Ontem tive uma experiência memorável ao assistir ao filme Pietá, do cultuado diretor coreano Kim-Ki-duk, realizador de filmes impressionantemente belos como A Casa Vazia e Primavera, Verão, Outono, Inverno e... Primavera.
Pietá foi o vencedor do Leão de Ouro do Festival
de Veneza em 2012 e é considerado o melhor filme do diretor Kim-Ki-duk. Uma
história muito forte contando a vida solitária de um homem de 30 anos que
trabalha para um agiota cobrando dívidas. Ele é cruel e insensível e quando os
pobres não podem pagar os juros extorsivos, ele não sente coisa alguma ao aleijar,
mutilar, humilhar e matar aqueles que ousam não pagar as dívidas.
Mas eis que surge uma misteriosa mulher em sua
vida que afirma ser a mãe que o abandonou na infância. Ele resiste à
aproximação dessa mulher que demonstra uma profunda tristeza e arrependimento
pelo abandono do filho fazendo de tudo para se reaproximar dele.
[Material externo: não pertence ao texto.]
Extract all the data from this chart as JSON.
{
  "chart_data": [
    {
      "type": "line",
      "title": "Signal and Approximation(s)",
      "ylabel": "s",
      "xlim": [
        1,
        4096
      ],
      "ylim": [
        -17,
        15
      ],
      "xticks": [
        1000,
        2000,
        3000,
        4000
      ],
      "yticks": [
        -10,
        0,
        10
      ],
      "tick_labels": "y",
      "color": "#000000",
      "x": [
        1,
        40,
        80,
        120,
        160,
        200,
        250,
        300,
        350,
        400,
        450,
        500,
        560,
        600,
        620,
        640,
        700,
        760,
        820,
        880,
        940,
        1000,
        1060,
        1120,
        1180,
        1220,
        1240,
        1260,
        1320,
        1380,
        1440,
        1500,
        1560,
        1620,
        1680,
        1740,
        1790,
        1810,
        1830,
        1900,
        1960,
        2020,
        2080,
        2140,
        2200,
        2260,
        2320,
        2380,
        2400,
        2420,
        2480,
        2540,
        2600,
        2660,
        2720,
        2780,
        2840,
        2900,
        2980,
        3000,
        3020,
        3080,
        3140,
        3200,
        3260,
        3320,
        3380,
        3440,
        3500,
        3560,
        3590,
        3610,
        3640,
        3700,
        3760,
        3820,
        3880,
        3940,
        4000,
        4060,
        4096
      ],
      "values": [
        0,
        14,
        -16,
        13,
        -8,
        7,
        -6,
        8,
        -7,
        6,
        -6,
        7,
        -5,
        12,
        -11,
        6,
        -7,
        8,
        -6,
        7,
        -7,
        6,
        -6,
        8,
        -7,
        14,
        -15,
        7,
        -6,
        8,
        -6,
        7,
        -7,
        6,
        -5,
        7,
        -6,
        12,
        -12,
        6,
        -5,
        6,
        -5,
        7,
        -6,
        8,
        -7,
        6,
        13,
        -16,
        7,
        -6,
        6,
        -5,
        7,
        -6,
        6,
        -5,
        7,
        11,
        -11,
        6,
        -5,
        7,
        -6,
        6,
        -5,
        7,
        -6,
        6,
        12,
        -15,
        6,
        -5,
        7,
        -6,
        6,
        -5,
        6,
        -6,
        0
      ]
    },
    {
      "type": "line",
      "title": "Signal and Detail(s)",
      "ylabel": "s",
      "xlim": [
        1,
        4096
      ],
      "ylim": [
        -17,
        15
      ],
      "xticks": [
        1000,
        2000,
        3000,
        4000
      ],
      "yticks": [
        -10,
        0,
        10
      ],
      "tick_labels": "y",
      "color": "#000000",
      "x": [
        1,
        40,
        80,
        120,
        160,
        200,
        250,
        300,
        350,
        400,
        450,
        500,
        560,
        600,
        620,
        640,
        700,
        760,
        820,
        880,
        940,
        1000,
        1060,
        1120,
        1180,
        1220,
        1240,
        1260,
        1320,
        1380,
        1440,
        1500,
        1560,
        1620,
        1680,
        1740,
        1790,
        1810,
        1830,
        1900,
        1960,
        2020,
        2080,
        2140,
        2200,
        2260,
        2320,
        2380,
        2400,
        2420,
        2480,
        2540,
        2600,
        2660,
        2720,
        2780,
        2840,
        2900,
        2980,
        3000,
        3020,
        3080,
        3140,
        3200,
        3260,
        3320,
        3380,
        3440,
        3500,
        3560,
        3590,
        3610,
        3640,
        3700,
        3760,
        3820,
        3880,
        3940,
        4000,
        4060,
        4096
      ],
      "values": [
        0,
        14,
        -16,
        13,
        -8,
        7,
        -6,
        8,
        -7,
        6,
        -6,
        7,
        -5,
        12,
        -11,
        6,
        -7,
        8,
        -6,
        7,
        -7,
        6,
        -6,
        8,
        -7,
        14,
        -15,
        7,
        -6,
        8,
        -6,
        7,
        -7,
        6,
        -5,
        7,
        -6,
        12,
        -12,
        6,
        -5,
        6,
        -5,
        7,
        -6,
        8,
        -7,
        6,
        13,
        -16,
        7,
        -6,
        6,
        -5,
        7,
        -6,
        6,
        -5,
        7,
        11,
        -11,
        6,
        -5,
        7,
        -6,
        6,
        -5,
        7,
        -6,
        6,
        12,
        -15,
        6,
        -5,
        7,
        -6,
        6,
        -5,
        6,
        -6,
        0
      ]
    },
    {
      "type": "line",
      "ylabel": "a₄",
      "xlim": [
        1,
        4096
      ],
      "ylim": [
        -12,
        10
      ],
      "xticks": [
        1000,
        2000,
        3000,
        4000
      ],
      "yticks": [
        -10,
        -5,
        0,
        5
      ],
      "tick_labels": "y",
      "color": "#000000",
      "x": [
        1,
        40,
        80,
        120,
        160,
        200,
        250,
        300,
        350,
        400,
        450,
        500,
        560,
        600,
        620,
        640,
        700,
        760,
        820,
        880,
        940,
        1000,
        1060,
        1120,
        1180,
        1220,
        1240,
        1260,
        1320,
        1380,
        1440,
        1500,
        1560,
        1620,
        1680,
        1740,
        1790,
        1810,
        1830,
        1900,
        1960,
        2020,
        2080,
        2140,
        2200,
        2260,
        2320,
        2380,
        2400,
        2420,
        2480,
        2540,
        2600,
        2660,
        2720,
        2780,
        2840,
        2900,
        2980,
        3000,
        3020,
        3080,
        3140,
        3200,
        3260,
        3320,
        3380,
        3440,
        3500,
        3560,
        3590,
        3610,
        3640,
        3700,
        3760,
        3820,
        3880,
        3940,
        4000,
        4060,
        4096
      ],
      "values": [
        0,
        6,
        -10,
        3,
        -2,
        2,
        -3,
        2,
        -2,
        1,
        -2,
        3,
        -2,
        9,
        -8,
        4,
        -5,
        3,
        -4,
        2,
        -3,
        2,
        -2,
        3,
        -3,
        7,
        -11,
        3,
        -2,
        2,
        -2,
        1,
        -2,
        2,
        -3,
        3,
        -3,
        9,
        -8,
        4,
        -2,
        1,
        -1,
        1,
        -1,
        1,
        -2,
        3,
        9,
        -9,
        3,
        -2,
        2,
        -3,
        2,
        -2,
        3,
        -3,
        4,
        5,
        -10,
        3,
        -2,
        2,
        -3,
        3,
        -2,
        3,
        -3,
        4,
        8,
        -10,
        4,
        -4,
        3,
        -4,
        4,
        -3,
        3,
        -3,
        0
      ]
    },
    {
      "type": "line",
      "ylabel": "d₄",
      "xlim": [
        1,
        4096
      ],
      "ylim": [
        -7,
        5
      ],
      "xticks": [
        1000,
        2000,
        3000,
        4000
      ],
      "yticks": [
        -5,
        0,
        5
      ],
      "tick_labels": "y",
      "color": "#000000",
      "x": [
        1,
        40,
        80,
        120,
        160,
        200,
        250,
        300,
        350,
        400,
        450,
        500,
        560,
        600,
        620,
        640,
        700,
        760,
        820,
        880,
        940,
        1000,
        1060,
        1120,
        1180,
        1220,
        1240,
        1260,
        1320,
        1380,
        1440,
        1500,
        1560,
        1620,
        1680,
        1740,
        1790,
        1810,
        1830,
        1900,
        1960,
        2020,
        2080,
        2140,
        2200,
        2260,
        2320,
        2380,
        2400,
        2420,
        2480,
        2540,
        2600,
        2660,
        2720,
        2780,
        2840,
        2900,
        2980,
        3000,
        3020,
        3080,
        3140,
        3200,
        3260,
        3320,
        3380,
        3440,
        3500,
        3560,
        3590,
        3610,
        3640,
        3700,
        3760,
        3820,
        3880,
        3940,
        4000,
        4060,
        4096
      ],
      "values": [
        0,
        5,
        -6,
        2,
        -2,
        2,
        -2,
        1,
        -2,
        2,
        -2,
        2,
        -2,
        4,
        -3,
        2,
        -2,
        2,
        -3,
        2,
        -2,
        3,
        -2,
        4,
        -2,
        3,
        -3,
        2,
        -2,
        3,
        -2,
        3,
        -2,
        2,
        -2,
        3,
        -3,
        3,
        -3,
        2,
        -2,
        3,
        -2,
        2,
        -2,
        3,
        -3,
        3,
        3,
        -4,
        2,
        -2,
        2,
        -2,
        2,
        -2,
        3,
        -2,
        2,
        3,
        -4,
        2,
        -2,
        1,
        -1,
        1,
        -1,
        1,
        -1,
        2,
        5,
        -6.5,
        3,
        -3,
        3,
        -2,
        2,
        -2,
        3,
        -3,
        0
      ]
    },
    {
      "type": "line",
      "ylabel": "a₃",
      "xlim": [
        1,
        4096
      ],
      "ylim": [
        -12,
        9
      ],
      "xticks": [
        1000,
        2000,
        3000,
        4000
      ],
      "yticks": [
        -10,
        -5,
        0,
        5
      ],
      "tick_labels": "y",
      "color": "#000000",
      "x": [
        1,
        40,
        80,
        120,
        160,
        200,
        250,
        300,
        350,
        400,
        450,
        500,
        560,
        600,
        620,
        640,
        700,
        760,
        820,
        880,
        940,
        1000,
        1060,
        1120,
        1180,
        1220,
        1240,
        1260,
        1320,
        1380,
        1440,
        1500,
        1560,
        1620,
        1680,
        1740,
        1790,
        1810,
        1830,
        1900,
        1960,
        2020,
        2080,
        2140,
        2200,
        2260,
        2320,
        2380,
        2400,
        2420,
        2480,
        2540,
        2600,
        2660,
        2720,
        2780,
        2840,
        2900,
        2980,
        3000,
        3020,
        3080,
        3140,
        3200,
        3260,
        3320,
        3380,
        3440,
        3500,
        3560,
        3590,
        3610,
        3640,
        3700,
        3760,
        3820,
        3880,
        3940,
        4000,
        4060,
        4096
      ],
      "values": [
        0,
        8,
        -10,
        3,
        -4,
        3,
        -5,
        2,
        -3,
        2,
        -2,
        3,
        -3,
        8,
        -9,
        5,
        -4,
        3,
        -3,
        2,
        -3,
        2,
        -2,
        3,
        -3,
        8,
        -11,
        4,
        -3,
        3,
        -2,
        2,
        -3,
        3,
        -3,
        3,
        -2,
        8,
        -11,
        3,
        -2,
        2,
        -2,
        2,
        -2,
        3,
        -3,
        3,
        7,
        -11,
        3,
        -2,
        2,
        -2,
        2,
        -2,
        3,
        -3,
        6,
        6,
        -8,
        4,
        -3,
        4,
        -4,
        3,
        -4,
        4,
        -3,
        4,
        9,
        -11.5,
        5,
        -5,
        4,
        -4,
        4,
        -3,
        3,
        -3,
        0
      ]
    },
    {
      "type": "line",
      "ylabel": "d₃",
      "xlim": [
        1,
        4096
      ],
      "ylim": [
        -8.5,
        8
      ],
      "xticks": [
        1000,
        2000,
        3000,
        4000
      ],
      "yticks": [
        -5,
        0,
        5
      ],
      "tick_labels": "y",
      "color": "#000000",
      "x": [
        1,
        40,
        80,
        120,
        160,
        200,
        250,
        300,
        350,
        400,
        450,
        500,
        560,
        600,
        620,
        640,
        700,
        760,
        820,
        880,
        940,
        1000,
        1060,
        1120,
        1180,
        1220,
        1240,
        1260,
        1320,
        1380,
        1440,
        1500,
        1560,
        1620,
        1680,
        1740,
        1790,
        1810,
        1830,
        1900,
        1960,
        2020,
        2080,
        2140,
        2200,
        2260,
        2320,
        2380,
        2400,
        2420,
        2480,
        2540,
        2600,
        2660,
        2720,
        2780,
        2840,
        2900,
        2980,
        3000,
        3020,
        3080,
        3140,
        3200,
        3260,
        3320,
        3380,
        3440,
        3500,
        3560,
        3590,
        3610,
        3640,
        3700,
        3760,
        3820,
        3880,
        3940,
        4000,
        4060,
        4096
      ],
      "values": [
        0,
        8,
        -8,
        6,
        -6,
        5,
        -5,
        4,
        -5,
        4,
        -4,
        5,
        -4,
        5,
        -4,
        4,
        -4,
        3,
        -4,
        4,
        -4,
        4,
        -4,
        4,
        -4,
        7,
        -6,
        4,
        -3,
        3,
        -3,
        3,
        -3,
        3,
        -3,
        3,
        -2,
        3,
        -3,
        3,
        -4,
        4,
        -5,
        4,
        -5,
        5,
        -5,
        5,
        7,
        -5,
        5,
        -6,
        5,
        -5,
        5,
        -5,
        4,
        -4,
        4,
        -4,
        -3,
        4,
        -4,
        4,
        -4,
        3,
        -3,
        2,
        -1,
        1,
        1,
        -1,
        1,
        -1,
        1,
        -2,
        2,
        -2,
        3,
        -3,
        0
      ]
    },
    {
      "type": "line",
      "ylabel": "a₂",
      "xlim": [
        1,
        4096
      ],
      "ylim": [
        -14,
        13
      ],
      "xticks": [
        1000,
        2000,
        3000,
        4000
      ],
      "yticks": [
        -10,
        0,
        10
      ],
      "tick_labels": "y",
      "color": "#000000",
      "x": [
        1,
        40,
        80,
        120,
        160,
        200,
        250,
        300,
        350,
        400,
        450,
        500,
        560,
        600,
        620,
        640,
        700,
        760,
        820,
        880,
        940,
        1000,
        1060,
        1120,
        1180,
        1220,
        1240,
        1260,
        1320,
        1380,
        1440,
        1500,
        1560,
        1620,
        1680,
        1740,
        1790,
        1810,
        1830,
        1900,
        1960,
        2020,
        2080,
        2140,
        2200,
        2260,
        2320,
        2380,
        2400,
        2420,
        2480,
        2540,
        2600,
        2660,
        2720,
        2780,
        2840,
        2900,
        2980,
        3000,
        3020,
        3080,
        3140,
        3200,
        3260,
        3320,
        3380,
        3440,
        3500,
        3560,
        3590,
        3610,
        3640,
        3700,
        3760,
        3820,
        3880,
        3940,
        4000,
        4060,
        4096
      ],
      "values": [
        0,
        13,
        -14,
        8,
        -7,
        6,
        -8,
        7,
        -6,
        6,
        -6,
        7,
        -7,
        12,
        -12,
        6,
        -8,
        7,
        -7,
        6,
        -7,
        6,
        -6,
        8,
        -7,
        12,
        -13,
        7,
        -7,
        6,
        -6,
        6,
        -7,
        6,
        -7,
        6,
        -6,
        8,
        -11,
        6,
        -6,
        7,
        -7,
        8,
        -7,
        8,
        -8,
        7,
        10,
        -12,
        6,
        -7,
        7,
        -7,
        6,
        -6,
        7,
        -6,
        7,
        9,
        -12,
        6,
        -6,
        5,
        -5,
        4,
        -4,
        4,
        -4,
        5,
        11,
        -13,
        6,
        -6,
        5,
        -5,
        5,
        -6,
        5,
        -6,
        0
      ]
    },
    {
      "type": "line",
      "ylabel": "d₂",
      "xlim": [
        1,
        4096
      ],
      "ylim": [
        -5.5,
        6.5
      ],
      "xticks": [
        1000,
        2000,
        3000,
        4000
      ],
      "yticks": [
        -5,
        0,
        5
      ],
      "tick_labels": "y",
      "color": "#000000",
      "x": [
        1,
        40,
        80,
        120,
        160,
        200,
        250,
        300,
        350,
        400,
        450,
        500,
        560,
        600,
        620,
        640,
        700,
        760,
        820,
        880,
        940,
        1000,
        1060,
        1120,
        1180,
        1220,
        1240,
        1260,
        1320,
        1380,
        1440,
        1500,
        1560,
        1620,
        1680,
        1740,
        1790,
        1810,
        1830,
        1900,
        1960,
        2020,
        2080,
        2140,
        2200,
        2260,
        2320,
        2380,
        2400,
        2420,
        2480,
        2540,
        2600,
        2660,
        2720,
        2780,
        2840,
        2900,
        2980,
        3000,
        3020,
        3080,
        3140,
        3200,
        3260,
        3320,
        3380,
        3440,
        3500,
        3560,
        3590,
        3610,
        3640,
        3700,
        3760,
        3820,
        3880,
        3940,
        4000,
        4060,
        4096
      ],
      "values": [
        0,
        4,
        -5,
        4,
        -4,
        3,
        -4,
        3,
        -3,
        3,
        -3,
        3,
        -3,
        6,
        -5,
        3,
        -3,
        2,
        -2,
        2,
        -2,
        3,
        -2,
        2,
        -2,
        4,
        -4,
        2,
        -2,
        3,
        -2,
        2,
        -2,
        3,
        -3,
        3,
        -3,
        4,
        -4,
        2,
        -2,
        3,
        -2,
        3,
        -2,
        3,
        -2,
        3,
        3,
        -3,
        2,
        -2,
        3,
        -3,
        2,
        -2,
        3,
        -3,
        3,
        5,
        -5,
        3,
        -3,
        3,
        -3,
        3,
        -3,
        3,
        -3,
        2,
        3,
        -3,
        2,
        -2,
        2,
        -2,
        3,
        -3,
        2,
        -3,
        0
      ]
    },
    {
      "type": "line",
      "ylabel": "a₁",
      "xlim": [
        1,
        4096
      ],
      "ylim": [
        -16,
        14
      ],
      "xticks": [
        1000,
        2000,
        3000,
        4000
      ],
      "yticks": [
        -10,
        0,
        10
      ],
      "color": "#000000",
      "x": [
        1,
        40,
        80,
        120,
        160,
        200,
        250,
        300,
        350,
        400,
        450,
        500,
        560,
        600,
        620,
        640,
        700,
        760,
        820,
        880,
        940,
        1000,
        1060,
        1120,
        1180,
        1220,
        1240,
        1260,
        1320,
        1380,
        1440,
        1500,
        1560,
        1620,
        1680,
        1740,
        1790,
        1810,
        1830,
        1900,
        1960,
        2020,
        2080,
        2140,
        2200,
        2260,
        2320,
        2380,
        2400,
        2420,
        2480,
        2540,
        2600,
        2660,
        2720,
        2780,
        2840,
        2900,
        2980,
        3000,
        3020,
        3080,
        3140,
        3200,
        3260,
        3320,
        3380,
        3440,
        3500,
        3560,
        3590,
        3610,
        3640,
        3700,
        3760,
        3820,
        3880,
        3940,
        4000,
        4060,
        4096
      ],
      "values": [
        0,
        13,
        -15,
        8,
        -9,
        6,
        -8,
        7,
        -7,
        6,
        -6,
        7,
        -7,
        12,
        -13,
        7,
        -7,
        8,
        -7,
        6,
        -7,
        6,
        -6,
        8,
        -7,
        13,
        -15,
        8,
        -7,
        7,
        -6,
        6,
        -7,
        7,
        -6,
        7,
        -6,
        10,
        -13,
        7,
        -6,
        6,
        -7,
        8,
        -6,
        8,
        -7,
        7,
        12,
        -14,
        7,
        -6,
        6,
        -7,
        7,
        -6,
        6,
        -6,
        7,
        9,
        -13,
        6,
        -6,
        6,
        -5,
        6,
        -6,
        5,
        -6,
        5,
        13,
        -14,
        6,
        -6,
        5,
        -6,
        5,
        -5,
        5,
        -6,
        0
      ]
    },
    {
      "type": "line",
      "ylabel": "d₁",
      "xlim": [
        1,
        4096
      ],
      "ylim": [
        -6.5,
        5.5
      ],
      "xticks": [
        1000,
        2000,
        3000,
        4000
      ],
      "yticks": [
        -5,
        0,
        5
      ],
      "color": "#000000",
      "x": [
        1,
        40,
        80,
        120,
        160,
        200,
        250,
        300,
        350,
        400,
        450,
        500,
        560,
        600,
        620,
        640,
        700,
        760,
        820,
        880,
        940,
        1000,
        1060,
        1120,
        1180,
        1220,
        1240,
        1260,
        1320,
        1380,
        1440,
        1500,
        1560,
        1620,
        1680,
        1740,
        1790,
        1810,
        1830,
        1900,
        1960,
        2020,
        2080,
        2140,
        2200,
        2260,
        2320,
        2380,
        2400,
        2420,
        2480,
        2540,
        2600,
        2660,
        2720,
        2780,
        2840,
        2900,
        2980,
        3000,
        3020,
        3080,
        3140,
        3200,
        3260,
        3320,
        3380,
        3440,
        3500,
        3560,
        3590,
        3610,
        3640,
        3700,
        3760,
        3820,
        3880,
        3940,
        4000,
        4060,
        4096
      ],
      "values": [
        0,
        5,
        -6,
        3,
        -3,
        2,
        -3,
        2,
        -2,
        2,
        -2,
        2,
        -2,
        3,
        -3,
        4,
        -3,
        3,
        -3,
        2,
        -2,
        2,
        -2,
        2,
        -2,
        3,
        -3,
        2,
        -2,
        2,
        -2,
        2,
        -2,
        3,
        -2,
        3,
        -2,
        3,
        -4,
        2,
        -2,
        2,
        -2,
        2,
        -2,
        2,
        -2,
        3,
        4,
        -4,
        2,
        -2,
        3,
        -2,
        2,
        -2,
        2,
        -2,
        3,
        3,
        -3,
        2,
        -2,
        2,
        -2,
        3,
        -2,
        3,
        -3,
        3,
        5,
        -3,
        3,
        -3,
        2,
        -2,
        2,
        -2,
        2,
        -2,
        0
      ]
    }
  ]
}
A chegada dessa mãe pacata e tristonha provoca
uma reviravolta no mundo solitário e violento desse jovem selvagem. Através da
persistência feminina, ela traz algo que o rapaz jamais tinha sentido na vida.
Amor. Mas é aí que começa de fato o embate entre os sentimentos contraditórios
do rapaz que se vê subitamente dependente de um afeto que nunca teve e percebe
que não pode mais viver sem a mãe. Algo de que ele nunca sentiu falta
consciente de repente mostra-se insubstituível. Em uma passagem ele diz que
está com medo que ela suma de novo, pois não sabe mais se vai conseguir viver
novamente sem ela.
Medo, amor, dependência, afeto. Tudo que ele
nunca sentiu aparece na forma desta mãe misteriosa.
O filme tem muitas cenas de violência e até um
estupro, mas todas elas são totalmente contextualizadas e nada é gratuito. É
muito curioso como o diretor consegue fazer com que sintamos de repente uma
simpatia por um personagem tão cruel e insensível. Duvido que alguém não sinta
pena dele mesmo depois de termos o visto cometendo tantas atrocidades.
Em um momento especialmente idílico (o único do
filme), em que vemos mãe e filho passando uma tarde feliz juntos, ela diz para
um rapaz que faz chacota com o filho dela, sem saber que é um homem violentíssimo.
“Você acha graça de ver a alegria de uma mãe e de um filho que pela primeira
vez estão juntos em 30 anos?” Para, em seguida, desferir uma série de bofetadas
no rosto do rapaz.
O personagem principal e oculto de todo o filme, que move todas as
coisas, é, na verdade, o dinheiro. É ele quem leva todos os personagens a
agirem como agem. Há uma crítica ao capitalismo selvagem e à ganância sem
limites.
O título é homônimo ao da escultura de Michelangelo
com uma mãe carregando nos braços seu filho adulto. O próprio cartaz da
película retrata isso. O brilhantismo da história está numa reviravolta
surpreendente que vemos a partir da metade do filme e que não conto para não
estragar a surpresa.
Não sei se Pietá está disponível nas locadoras.
Confesso que assisti a uma versão que baixei na internet com legendas em inglês,
mas recomendo, pois é uma obra prima.
Tenha estômago e lembre-se da famosa frase de
Confúcio: “Antes de embarcar em uma vingança, deixe duas covas abertas”. Ou, eu diria,
ao menos prepare uma cova bem espaçosa.